Prancis mendapat angin segar. Sementara Maroko harus berjuang ekstra keras untuk mengejar. Perjalanan ke final terasa semakin jauh.
Kedua, kedalaman skuad Les Bleus.
Maroko tidak patah arang. Mereka mencoba mencari kesempatan untuk mencetak gol melalui serangan-serangan cepat. Namun, Prancis sepertinya tahu bagaimana meredam agresivitas Maroko.
Buktinya, Prancis mampu menggandakan keunggulan di menit ke-79. Gol kedua ini tidak lepas dari strategi Didier Deschamps dalam melakukan pergantian pemain.
Mantan pemain timnas Prancis itu memasukan Marcus Thuram menggantikan Olivier Giroud. Mbappe bisa beroperasi dari sisi tengah. Memungkinkannya melakukan lebih banyak penetrasi yang merusak konsentrasi para pemain Maroko.
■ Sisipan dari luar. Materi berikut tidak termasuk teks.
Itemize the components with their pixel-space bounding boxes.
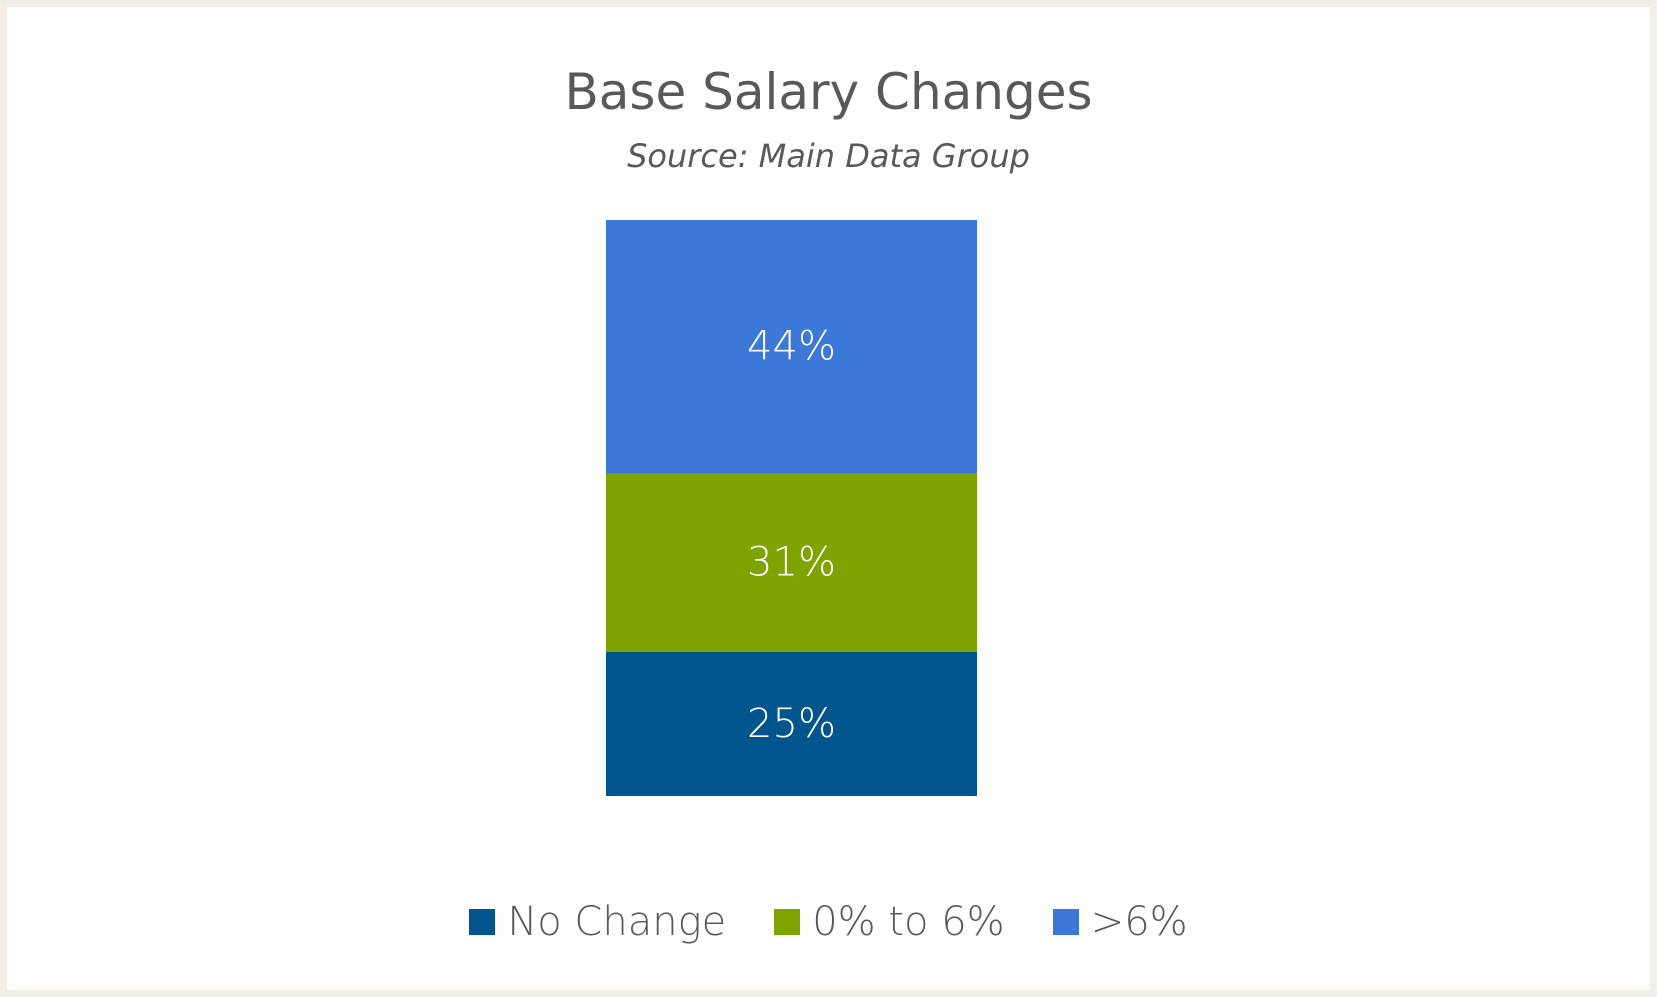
chart-subtitle: Source: Main Data Group (627, 137, 1030, 175)
data-label-3: 44% (747, 324, 836, 370)
chart-legend: No Change 0% to 6% >6% (7, 902, 1650, 942)
bar-segment-1 (606, 652, 977, 796)
legend-swatch-over-6 (1052, 909, 1079, 935)
bar-segment-3 (606, 220, 977, 474)
legend-item-over-6: >6% (1052, 899, 1188, 945)
data-label-2: 31% (747, 540, 836, 586)
legend-label-over-6: >6% (1090, 899, 1188, 945)
chart-card: Base Salary Changes Source: Main Data Gr… (7, 7, 1650, 990)
legend-label-0-to-6: 0% to 6% (812, 899, 1005, 945)
stacked-bar-chart: 25% 31% 44% (606, 220, 977, 796)
legend-item-no-change: No Change (469, 902, 726, 942)
legend-item-0-to-6: 0% to 6% (774, 902, 1005, 942)
legend-swatch-0-to-6 (774, 909, 801, 935)
data-label-1: 25% (747, 701, 836, 747)
legend-label-no-change: No Change (507, 899, 727, 945)
chart-title: Base Salary Changes (564, 63, 1093, 121)
legend-swatch-no-change (469, 909, 496, 935)
bar-segment-2 (606, 473, 977, 652)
Benar saja, kerja sama apik Mbappe dan Thuram dari sisi kiri berhasil membelah pertahanan Maroko. Sepakan Mbappe dari jarak dekat sempat membentur pemain Maroko. Bola itu bergulir ke arah Randal Kolo Muani yang berada dalam posisi bebas sehingga dengan tenang mencocor bola ke gawang Maroko.
Patut dicatat, beberapa nama di atas bukanlah pemain yang selalu mengisi "starting line-up" reguler. Mereka adalah pemain cadangan. Sang pemecah kebuntuan yang menorehkan catatan sebagai pemain AC Milan pertama yang mencetak gol di Piala Dunia abad ini, juga pengunci kemenangan berangkat dari bangku cadangan.
Theo menggantikan posisi saudaranya Lucas yang mengalami cedera di pertandingan pembuka. Kolo Muani mengambil tempat Ousmane Dembele sejak menit ke-79.
Dua starter lainnya, Dayot Upamecano dan Adrien Rabiot pun absen karena sakit. Jauh sebelum itu, mereka sudah kehilangan N'Golo Kante, Karim Benzema, dan Paul Pogba.
Apakah tanpa nama-nama besar itu, pesona Prancis kemudian meredup? Ternyata tidak. Para pemain pengganti dan pemain muda lainnya tetap bisa mengisi celah, malah tampil sebagai pembeda.
Hal ini menunjukkan satu hal. Kedalaman skuad Prancis begitu mewah. Modal penting bagi mereka untuk mewujudkan impian mempertahankan gelar juara, sekaligus menjadi negara pertama yang sanggup mengukir "back-to-back" juara setelah terakhir kali dilakukan Brasil pada edisi 1958 dan 1962.